FJP releases a statement confirming their position regarding negotiations and reconciliation

The Freedom and Justice Party’s legal advisers’ office in Damietta was torched in the late hours of Sunday. (Photo Public Domain)
(Photo Public Domain)

By Charlie Miller

The Freedom and Justice Party (FJP), the political wing of the Muslim Brotherhood, set out preconditions for progression in a statement released on Tuesday.

The principle precondition outlined in the statement is the restoration of “constitutional legitimacy”, achieved through the reinstatement of the elected president, the return of the constitution and the resolution of the dissolved Shura council.

“Egyptians do not attend the sit-ins because the Muslim Brotherhood leadership was arrested,” the statement continued. “They come to the streets because the military coup overthrew constitutional legitimacy, kidnapped the first civilian elected president, disrupted the constitution, reversed the democratic path and restored the corruption and tyranny of the Mubarak regime.”

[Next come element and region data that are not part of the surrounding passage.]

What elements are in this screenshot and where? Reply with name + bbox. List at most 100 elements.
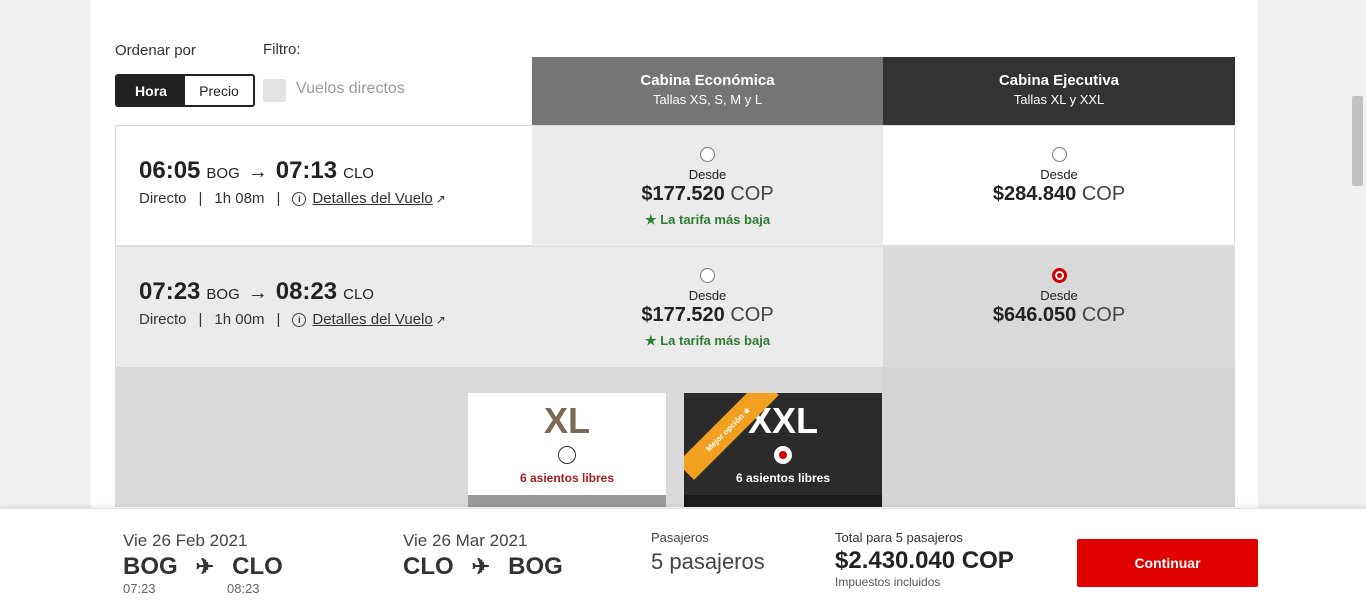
total-summary: Total para 5 pasajeros $2.430.040 COP Im…	[835, 530, 1014, 589]
fare-from-label: Desde	[688, 288, 727, 303]
return-date: Vie 26 Mar 2021	[403, 531, 528, 550]
scrollbar-thumb[interactable]	[1352, 96, 1363, 186]
seat-option-xxl[interactable]: Mejor opción ★ XXL 6 asientos libres	[684, 393, 882, 507]
fare-currency: COP	[1081, 183, 1126, 205]
fare-currency: COP	[730, 304, 774, 326]
fare-amount: $177.520	[641, 304, 725, 326]
fare-price: $177.520 COP	[532, 183, 883, 206]
info-icon: i	[292, 312, 307, 327]
scrollbar-track[interactable]	[1349, 0, 1366, 508]
fare-price: $177.520 COP	[532, 304, 883, 327]
external-link-icon: ↗	[435, 312, 446, 327]
separator: |	[276, 190, 281, 207]
outbound-depart-time: 07:23	[123, 581, 156, 596]
arrive-time: 08:23	[275, 278, 338, 305]
fare-price: $284.840 COP	[883, 183, 1235, 206]
separator: |	[198, 190, 203, 207]
executive-fare-cell[interactable]: Desde $646.050 COP	[883, 247, 1235, 367]
info-icon: i	[292, 191, 307, 206]
outbound-route: BOG ✈ CLO	[123, 553, 283, 581]
executive-column-bg	[882, 367, 1235, 507]
fare-from-label: Desde	[1040, 167, 1078, 182]
return-route: CLO ✈ BOG	[403, 553, 563, 581]
airplane-icon: ✈	[471, 554, 491, 579]
executive-cabin-header: Cabina Ejecutiva Tallas XL y XXL	[883, 57, 1235, 125]
depart-airport: BOG	[206, 286, 240, 303]
arrive-time: 07:13	[275, 157, 338, 184]
executive-fare-cell[interactable]: Desde $284.840 COP	[883, 126, 1235, 246]
fare-currency: COP	[1081, 304, 1126, 326]
economy-fare-cell[interactable]: Desde $177.520 COP ★ La tarifa más baja	[532, 126, 883, 246]
separator: |	[276, 311, 281, 328]
sort-label: Ordenar por	[115, 42, 196, 59]
flight-times: 06:05 BOG → 07:13 CLO	[139, 157, 382, 185]
sort-toggle: Hora Precio	[115, 74, 255, 107]
outbound-origin: BOG	[123, 553, 178, 580]
economy-cabin-title: Cabina Económica	[640, 72, 775, 89]
executive-cabin-title: Cabina Ejecutiva	[998, 72, 1120, 89]
fare-from-label: Desde	[688, 167, 727, 182]
seat-xl-radio[interactable]	[558, 446, 576, 464]
outbound-arrive-time: 08:23	[227, 581, 260, 596]
outbound-times: 07:23 08:23	[123, 581, 283, 596]
economy-fare-cell[interactable]: Desde $177.520 COP ★ La tarifa más baja	[532, 247, 883, 367]
flight-row: 06:05 BOG → 07:13 CLO Directo | 1h 08m |…	[115, 125, 1235, 246]
total-price: $2.430.040 COP	[835, 547, 1014, 574]
arrive-airport: CLO	[343, 165, 374, 182]
flight-details-link[interactable]: Detalles del Vuelo	[312, 190, 432, 207]
continue-button[interactable]: Continuar	[1077, 539, 1258, 587]
seat-option-xl[interactable]: XL 6 asientos libres	[468, 393, 666, 507]
flight-times: 07:23 BOG → 08:23 CLO	[139, 278, 382, 306]
external-link-icon: ↗	[435, 191, 446, 206]
separator: |	[198, 311, 203, 328]
flight-details-link[interactable]: Detalles del Vuelo	[312, 311, 432, 328]
sort-by-time-button[interactable]: Hora	[117, 76, 185, 105]
economy-fare-radio[interactable]	[700, 268, 715, 283]
flight-meta: Directo | 1h 00m | i Detalles del Vuelo …	[139, 311, 446, 328]
filter-label: Filtro:	[263, 41, 301, 58]
seat-options-panel: XL 6 asientos libres Mejor opción ★ XXL …	[115, 367, 1235, 507]
economy-cabin-sizes: Tallas XS, S, M y L	[652, 92, 763, 107]
flight-row: 07:23 BOG → 08:23 CLO Directo | 1h 00m |…	[115, 246, 1235, 367]
return-destination: BOG	[508, 553, 563, 580]
fare-from-label: Desde	[1040, 288, 1078, 303]
return-summary: Vie 26 Mar 2021 CLO ✈ BOG	[403, 531, 563, 581]
outbound-summary: Vie 26 Feb 2021 BOG ✈ CLO 07:23 08:23	[123, 531, 283, 596]
lowest-fare-badge: ★ La tarifa más baja	[644, 333, 771, 348]
arrive-airport: CLO	[343, 286, 374, 303]
sort-by-price-button[interactable]: Precio	[185, 76, 253, 105]
executive-fare-radio[interactable]	[1051, 147, 1067, 162]
return-origin: CLO	[403, 553, 454, 580]
executive-fare-radio-selected[interactable]	[1051, 268, 1067, 283]
tax-note: Impuestos incluidos	[835, 575, 941, 589]
arrow-right-icon: →	[247, 282, 268, 304]
economy-fare-radio[interactable]	[700, 147, 715, 162]
seats-available: 6 asientos libres	[519, 471, 615, 485]
card-footer-bar	[684, 495, 882, 507]
outbound-destination: CLO	[232, 553, 283, 580]
fare-amount: $284.840	[992, 183, 1077, 205]
flight-meta: Directo | 1h 08m | i Detalles del Vuelo …	[139, 190, 446, 207]
direct-flights-checkbox[interactable]	[263, 79, 286, 102]
passengers-label: Pasajeros	[651, 530, 709, 545]
depart-airport: BOG	[206, 165, 240, 182]
flight-type: Directo	[139, 311, 187, 328]
airplane-icon: ✈	[195, 554, 215, 579]
fare-amount: $646.050	[992, 304, 1077, 326]
executive-cabin-sizes: Tallas XL y XXL	[1013, 92, 1105, 107]
seat-xxl-radio-selected[interactable]	[774, 446, 792, 464]
passengers-summary: Pasajeros 5 pasajeros	[651, 530, 765, 575]
total-label: Total para 5 pasajeros	[835, 530, 963, 545]
flight-type: Directo	[139, 190, 187, 207]
depart-time: 06:05	[139, 157, 201, 184]
fare-currency: COP	[730, 183, 774, 205]
card-footer-bar	[468, 495, 666, 507]
seat-size-label: XL	[543, 400, 590, 441]
flight-duration: 1h 08m	[214, 190, 265, 207]
lowest-fare-badge: ★ La tarifa más baja	[644, 212, 771, 227]
booking-summary-bar: Vie 26 Feb 2021 BOG ✈ CLO 07:23 08:23 Vi…	[0, 508, 1366, 613]
arrow-right-icon: →	[247, 161, 268, 183]
seats-available: 6 asientos libres	[735, 471, 831, 485]
direct-flights-label: Vuelos directos	[296, 80, 405, 97]
economy-cabin-header: Cabina Económica Tallas XS, S, M y L	[532, 57, 883, 125]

The statement demanded the release of political prisoners, saying that “the trumped up charges” against them must be dropped. A number of Brotherhood leaders have been detained, including ousted president Mohamed Morsi and members of his presidential team, FJP president Saad Al-Katatni, and deputy supreme guide of the Brotherhood, Khairat El-Shater and Rashad Bayoumi.

In an interview with the Daily News Egypt, Brotherhood spokesman Gehad El-Haddad said the detainees, including Gehad’s father Essam El-Haddad, have been held incommunicado since their arrest. 10 Brotherhood members comprising the presidential team have been detained since 3 July, and held by the military in an “undisclosed location”.

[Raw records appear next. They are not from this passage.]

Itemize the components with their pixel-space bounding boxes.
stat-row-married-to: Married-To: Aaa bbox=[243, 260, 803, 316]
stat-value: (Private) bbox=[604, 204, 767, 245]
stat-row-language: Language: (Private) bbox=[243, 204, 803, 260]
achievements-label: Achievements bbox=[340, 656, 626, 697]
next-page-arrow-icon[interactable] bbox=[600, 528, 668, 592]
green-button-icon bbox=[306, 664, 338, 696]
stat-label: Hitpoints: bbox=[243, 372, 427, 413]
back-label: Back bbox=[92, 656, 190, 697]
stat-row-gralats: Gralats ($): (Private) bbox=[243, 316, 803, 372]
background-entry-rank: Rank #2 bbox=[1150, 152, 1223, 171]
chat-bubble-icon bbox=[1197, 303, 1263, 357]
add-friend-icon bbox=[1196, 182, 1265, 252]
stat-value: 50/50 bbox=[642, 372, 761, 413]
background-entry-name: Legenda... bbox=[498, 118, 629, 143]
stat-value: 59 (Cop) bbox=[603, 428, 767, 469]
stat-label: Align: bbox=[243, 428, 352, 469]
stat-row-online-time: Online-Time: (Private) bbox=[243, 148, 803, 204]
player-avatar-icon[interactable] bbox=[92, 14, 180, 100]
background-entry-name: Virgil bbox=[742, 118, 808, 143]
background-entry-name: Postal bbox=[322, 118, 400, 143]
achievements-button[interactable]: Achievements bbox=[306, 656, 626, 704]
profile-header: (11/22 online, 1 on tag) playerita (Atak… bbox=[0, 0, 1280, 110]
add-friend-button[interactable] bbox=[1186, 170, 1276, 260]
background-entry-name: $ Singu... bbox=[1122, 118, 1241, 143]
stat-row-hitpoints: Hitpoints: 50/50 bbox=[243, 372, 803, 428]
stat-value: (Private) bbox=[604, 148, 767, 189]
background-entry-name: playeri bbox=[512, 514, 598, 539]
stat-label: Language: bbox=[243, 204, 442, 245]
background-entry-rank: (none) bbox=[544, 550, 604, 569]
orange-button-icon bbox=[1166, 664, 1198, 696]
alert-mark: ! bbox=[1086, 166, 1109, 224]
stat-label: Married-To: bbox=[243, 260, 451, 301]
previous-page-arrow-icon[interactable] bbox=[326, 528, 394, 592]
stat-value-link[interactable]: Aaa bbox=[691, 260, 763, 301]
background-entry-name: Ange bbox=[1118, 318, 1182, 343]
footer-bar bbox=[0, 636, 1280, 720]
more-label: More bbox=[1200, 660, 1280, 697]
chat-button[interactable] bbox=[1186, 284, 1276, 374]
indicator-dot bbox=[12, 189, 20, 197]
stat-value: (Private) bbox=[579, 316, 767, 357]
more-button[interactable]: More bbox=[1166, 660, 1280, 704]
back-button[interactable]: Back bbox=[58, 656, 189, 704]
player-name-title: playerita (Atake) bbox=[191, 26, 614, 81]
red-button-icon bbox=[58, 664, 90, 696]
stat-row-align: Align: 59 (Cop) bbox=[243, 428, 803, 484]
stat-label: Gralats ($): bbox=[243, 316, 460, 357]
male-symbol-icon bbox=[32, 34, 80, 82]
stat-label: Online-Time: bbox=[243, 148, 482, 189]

A group of 75 judges are also currently under investigation, following accusations of participating in pro-Morsi sit-ins at Rabaa Al-Adaweya.

The statement rejected the notion of compromise with “those who practice terrorism and violence in its worst forms”, who “killed peaceful protesters as they prayed in the Republican Guard massacre”, and those who continued to accuse the military of massacres in Alexandria, Mansoura, Tanta, Desouk and Giza; seizing power by force; “kidnapping the legitimate president” and “violating the sanctity of places of worship by besieging worshippers.” The continued threats to invade the peaceful sit-ins also prevent the compromise process, the statement added.

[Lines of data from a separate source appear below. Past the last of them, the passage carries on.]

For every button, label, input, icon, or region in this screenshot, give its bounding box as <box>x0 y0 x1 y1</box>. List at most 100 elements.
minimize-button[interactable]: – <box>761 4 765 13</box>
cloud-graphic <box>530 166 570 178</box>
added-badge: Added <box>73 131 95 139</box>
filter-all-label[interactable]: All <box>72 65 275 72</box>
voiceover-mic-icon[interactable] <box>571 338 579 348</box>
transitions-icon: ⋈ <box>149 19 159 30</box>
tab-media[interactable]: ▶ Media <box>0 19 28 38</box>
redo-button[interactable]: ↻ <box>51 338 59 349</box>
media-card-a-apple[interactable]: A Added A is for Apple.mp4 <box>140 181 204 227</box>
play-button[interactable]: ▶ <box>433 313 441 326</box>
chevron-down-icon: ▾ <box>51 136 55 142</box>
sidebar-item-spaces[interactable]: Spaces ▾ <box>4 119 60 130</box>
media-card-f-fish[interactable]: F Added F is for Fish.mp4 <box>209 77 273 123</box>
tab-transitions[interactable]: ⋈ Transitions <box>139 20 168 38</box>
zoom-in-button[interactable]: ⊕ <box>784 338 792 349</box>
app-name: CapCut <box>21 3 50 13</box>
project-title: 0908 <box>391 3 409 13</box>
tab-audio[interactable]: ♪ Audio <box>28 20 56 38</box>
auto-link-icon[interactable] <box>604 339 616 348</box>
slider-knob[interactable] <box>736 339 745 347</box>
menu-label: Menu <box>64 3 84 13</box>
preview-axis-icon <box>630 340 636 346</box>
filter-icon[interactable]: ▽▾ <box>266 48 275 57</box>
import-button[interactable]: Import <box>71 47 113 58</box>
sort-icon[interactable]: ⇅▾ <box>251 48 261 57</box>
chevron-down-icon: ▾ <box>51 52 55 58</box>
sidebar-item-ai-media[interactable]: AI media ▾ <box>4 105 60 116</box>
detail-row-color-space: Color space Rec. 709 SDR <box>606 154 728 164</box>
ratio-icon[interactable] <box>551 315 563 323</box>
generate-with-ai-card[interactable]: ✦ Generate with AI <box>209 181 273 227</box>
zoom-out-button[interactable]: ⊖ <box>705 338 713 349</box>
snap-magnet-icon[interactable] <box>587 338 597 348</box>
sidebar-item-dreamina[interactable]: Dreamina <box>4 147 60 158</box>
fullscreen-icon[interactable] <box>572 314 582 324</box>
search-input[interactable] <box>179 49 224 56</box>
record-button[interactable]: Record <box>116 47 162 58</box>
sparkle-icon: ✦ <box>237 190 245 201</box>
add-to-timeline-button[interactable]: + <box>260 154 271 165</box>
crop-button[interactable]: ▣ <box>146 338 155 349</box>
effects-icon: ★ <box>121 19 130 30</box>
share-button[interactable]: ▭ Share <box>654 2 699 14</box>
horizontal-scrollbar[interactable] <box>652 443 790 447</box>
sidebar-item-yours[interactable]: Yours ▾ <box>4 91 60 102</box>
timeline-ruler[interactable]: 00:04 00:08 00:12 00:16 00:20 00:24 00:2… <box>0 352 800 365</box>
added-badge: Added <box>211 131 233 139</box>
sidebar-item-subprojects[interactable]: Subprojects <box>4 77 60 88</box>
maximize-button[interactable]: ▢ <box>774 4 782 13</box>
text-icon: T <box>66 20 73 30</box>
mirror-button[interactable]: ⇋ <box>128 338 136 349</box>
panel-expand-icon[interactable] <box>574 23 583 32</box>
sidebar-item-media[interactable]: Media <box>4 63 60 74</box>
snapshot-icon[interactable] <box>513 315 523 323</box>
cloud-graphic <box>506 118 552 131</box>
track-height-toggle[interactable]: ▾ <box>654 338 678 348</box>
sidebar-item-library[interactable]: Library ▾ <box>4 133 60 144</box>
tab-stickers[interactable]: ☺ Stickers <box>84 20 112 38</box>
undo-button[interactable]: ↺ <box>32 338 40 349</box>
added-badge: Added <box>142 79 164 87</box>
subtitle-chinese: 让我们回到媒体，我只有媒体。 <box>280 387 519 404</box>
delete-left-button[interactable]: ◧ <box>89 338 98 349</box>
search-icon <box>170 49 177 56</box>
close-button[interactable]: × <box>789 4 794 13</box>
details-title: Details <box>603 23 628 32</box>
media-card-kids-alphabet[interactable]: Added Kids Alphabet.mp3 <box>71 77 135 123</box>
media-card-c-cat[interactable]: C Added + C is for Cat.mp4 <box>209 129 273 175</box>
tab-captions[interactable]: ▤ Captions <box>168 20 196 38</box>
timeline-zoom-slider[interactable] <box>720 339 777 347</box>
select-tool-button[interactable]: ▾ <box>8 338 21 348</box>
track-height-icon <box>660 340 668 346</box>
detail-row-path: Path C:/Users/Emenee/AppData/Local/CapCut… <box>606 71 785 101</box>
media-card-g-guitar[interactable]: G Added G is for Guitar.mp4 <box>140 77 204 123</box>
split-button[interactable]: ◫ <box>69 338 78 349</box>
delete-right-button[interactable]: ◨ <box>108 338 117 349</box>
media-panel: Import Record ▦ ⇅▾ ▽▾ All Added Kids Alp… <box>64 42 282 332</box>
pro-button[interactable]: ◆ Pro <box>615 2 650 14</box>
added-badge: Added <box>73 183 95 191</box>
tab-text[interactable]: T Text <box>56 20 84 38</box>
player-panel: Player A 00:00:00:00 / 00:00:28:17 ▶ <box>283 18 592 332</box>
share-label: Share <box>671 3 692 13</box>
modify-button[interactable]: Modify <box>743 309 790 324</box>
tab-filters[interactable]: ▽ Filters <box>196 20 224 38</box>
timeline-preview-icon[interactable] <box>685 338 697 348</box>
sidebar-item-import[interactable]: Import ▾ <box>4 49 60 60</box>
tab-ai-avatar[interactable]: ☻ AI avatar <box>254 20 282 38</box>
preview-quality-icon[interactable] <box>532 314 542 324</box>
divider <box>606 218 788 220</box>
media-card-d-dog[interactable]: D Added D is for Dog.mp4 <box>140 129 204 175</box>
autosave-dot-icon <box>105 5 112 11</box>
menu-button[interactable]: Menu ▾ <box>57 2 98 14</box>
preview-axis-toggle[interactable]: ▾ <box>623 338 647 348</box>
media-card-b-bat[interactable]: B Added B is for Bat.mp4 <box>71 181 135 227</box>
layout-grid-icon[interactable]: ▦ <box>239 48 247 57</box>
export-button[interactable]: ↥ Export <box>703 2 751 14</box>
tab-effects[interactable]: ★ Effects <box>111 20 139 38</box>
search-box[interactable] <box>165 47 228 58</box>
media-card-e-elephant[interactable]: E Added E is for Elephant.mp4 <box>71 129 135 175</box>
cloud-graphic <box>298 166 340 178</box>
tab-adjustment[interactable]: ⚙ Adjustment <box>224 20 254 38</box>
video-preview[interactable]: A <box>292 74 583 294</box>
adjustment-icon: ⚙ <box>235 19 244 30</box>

The FJP called for a “fair and prompt impartial investigation into the massacres”, demanding that those responsible be held accountable in line with the law.

Citing international conventions regarding the freedom of opinion and expression, the FJP statement was critical of the closure of satellite channels and condemned the limitations placed on journalists, calling for the “abolition of media restrictions” alongside a stop to “the campaigns of lies, slander and incitement.”